By Ahtiya Liles

 

I’ve been writing for a while now (since, like, the fourth grade) – short stories, novels, poems, and now plays.  And up until a while ago, I was not a big fan of letting people read my work.  It just gave me MAJOR anxiety.  The only person I would willingly let read my work is my best friend Addy – and even that unsettled me a little bit.

I was always worried my work wasn’t good enough or that my false sense of “talent” would be destroyed in a single second.  My creative writing was for me, and, even though I’ve always wanted to get published, I didn’t want people I knew reading my work.  Writing is very, very personal, and it’s easy to get defensive when someone questions it.

With my newfound love and curiosity in terms of directing, I challenged myself.  I wrote a play that I fell in love with and had a vision for, so, against my anxiety-ridden judgment, I took the steps to stage it.  Not only will I be directing my original play, but I will constantly be taking it apart and piecing it back together over and over again for 7.5 weeks as it is rehearsed and directed.

Throughout the process of writing this play, I have been asking for feedback from my boyfriend Demetrius.  Every time he would read a scene or a section over, I would have a mini panic attack and start trying to control my breathing.  Super attractive, am I right?  The more Demetrius gave me feedback, the more I began to realize that I’m not a complete failure when it comes to writing abilities.  I can craft a story and actual characters with dimension and make people laugh and make people angry and make people uncomfortable.  Then, I let my friend Jess (who is now my stage manager) read it, and she was actually laughing and saying her favorite parts.  And then I sent it to Addy, and she also gave me feedback and was reacting.  It was weird!

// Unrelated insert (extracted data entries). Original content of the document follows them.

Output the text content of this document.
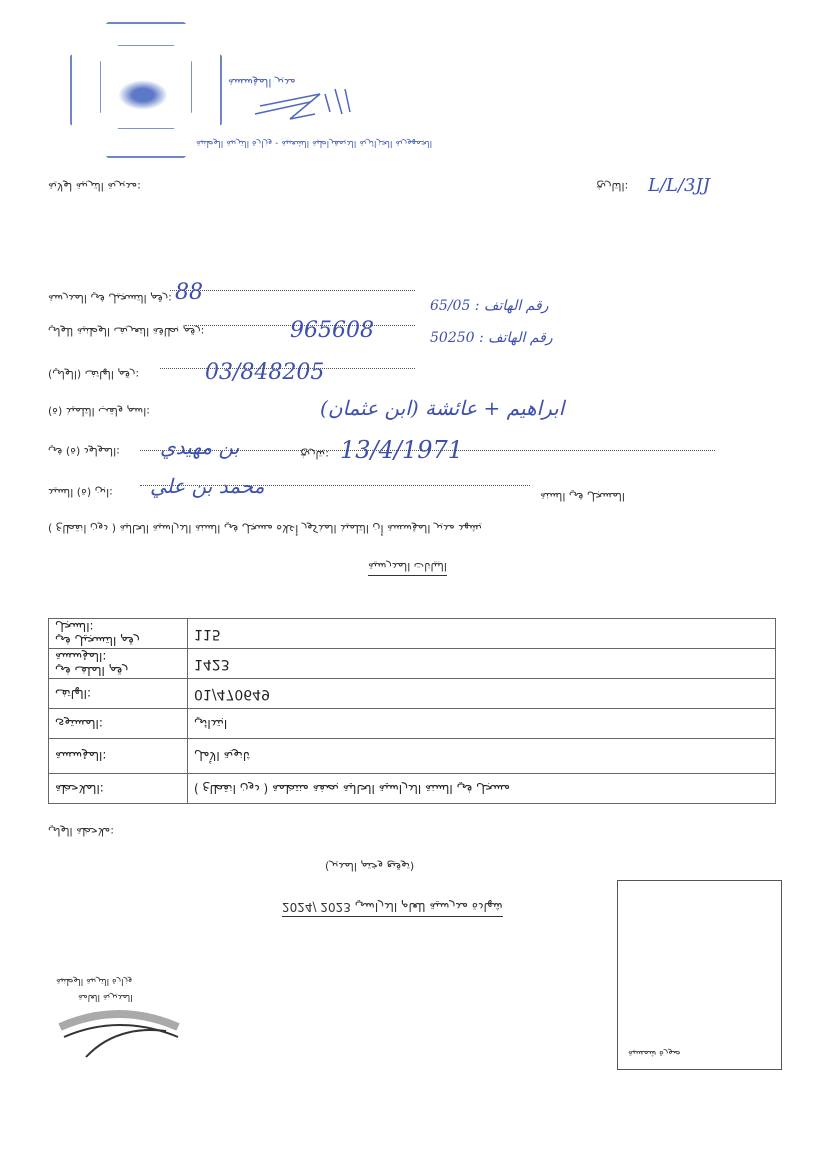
مدير المؤسسة
الجمهورية الجزائرية الديمقراطية الشعبية - وزارة التربية الوطنية
مديرية التربية لولاية:	التاريخ: L/L/3JJ
رقم التسجيل في المدرسة: 88
رقم بطاقة التعريف الوطنية للولي:	965608
65/05 : رقم الهاتف
50250 : رقم الهاتف
رقم الهاتف (الولي):	03/848205
اسم ولقب التلميذ (ة):	(ابن عثمان) ابراهيم + عائشة
المولود (ة) في: بن مهيدي	بتاريخ: 13/4/1971
ابن (ة) السيد: محمد بن علي	المسجل في السنة
يشهد مدير المؤسسة أن التلميذ المذكور أعلاه مسجل في السنة الدراسية الحالية ( دون انقطاع )
البيانات المدرسية
رقم التسجيل في السجل:	115
رقم الملف في المؤسسة:	1423
الهاتف:	01/470649
المستوى:	ابتدائي
المؤسسة:	ثانوية الأمل
الملاحظة:	مسجل في السنة الدراسية الحالية بصفة منتظمة ( دون انقطاع )
ملاحظة الولي:
(توقيع وختم المدير)
شهادة مدرسية للعام الدراسي 2023 /2024
صورة شمسية
وزارة التربية الوطنية
المديرية العامة
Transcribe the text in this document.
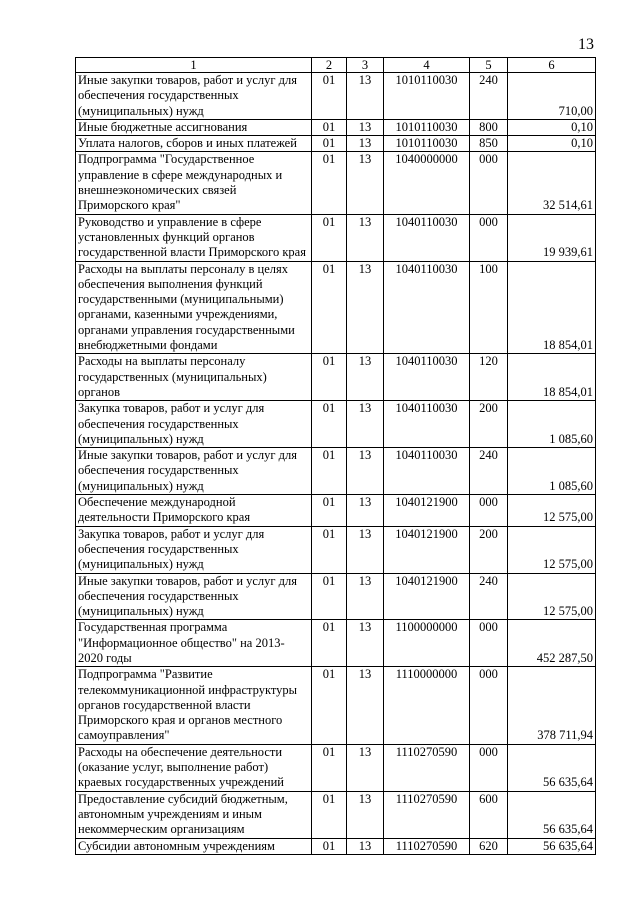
13
1	2	3	4	5	6
Иные закупки товаров, работ и услуг для обеспечения государственных (муниципальных) нужд	01	13	1010110030	240	710,00
Иные бюджетные ассигнования	01	13	1010110030	800	0,10
Уплата налогов, сборов и иных платежей	01	13	1010110030	850	0,10
Подпрограмма "Государственное управление в сфере международных и внешнеэкономических связей Приморского края"	01	13	1040000000	000	32 514,61
Руководство и управление в сфере установленных функций органов государственной власти Приморского края	01	13	1040110030	000	19 939,61
Расходы на выплаты персоналу в целях обеспечения выполнения функций государственными (муниципальными) органами, казенными учреждениями, органами управления государственными внебюджетными фондами	01	13	1040110030	100	18 854,01
Расходы на выплаты персоналу государственных (муниципальных) органов	01	13	1040110030	120	18 854,01
Закупка товаров, работ и услуг для обеспечения государственных (муниципальных) нужд	01	13	1040110030	200	1 085,60
Иные закупки товаров, работ и услуг для обеспечения государственных (муниципальных) нужд	01	13	1040110030	240	1 085,60
Обеспечение международной деятельности Приморского края	01	13	1040121900	000	12 575,00
Закупка товаров, работ и услуг для обеспечения государственных (муниципальных) нужд	01	13	1040121900	200	12 575,00
Иные закупки товаров, работ и услуг для обеспечения государственных (муниципальных) нужд	01	13	1040121900	240	12 575,00
Государственная программа "Информационное общество" на 2013-2020 годы	01	13	1100000000	000	452 287,50
Подпрограмма "Развитие телекоммуникационной инфраструктуры органов государственной власти Приморского края и органов местного самоуправления"	01	13	1110000000	000	378 711,94
Расходы на обеспечение деятельности (оказание услуг, выполнение работ) краевых государственных учреждений	01	13	1110270590	000	56 635,64
Предоставление субсидий бюджетным, автономным учреждениям и иным некоммерческим организациям	01	13	1110270590	600	56 635,64
Субсидии автономным учреждениям	01	13	1110270590	620	56 635,64
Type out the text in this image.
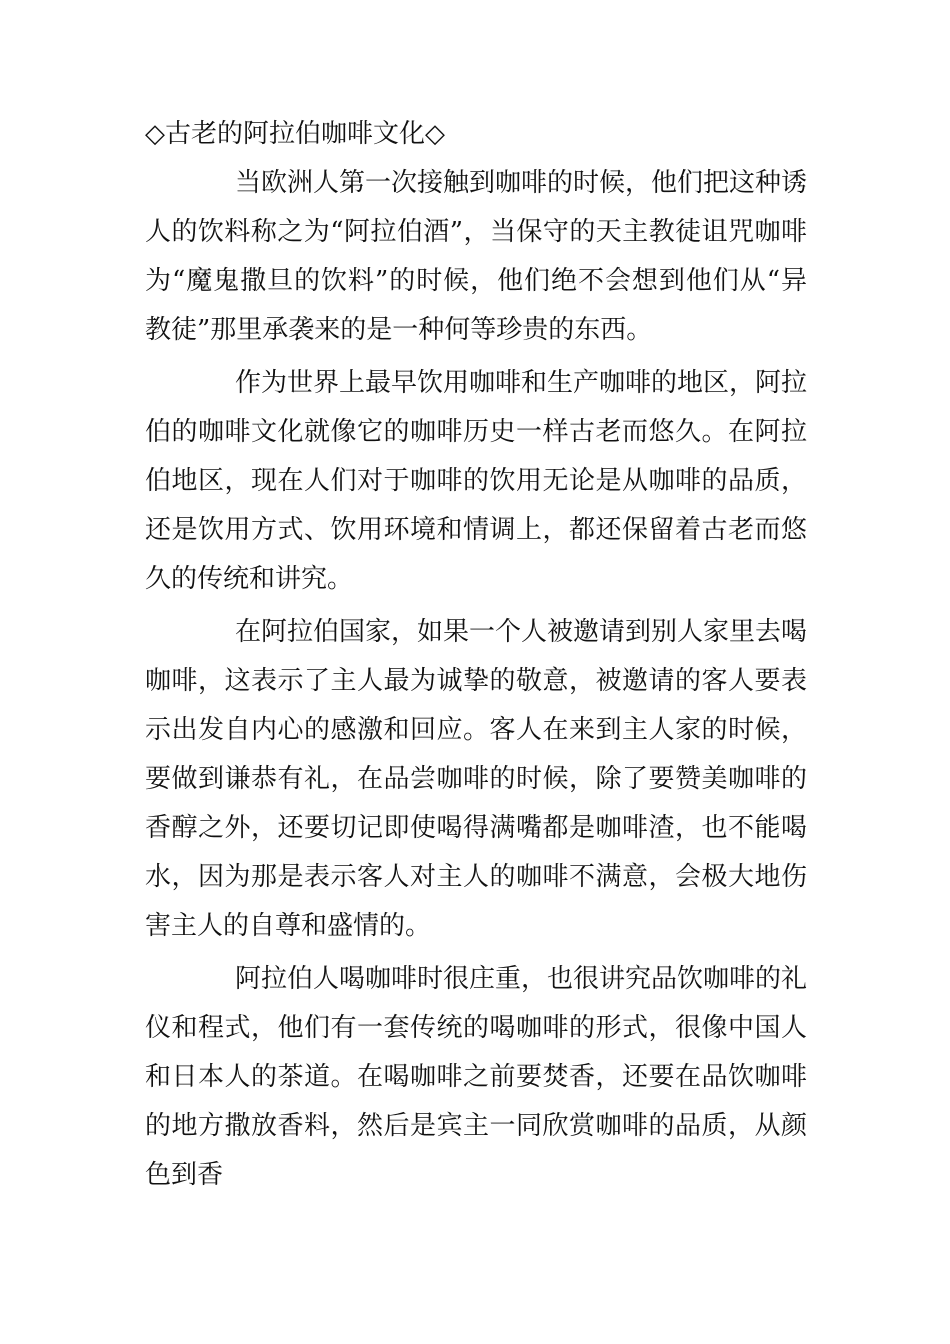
◇古老的阿拉伯咖啡文化◇

当欧洲人第一次接触到咖啡的时候，他们把这种诱人的饮料称之为“阿拉伯酒”，当保守的天主教徒诅咒咖啡为“魔鬼撒旦的饮料”的时候，他们绝不会想到他们从“异教徒”那里承袭来的是一种何等珍贵的东西。

作为世界上最早饮用咖啡和生产咖啡的地区，阿拉伯的咖啡文化就像它的咖啡历史一样古老而悠久。在阿拉伯地区，现在人们对于咖啡的饮用无论是从咖啡的品质，还是饮用方式、饮用环境和情调上，都还保留着古老而悠久的传统和讲究。

在阿拉伯国家，如果一个人被邀请到别人家里去喝咖啡，这表示了主人最为诚挚的敬意，被邀请的客人要表示出发自内心的感激和回应。客人在来到主人家的时候，要做到谦恭有礼，在品尝咖啡的时候，除了要赞美咖啡的香醇之外，还要切记即使喝得满嘴都是咖啡渣，也不能喝水，因为那是表示客人对主人的咖啡不满意，会极大地伤害主人的自尊和盛情的。

阿拉伯人喝咖啡时很庄重，也很讲究品饮咖啡的礼仪和程式，他们有一套传统的喝咖啡的形式，很像中国人和日本人的茶道。在喝咖啡之前要焚香，还要在品饮咖啡的地方撒放香料，然后是宾主一同欣赏咖啡的品质，从颜色到香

The real test to how far I could push myself without spontaneously combusting came at the end of the semester, though, after I had cast my show.

I had my first read-through before the semester ended.  That was anxiety inducing in ways I didn’t even imagine possible.  My play talks about race, interracial couples, and has some moments are definitely cringe-worthy and will make people uncomfortable.  I was afraid about how my actors would react to reading those parts for the first time, as well as whether or not I had the right to write such things and put them on a stage.  Who am I to make people really uncomfortable?  The read-through was great, and I received some great feedback, and I think it was at that moment that I realized that I should no longer be shy about what I write creatively.

I should embrace it.

Everyone should embrace what they write.

And embracing your writing means sharing your writing.

It does.  I’m being so serious.  Embracing something is having confidence in it, and having confidence means willing to step out of your comfort zone.  And isn’t that what writing is in the first place: a way for us, as writers, to step outside of the world we know and create a new one?  We have to take it one step, further, though, and break out of the boxes we put ourselves in within our own reality.  Writing should be a way to escape, but it should also act as a way to grow.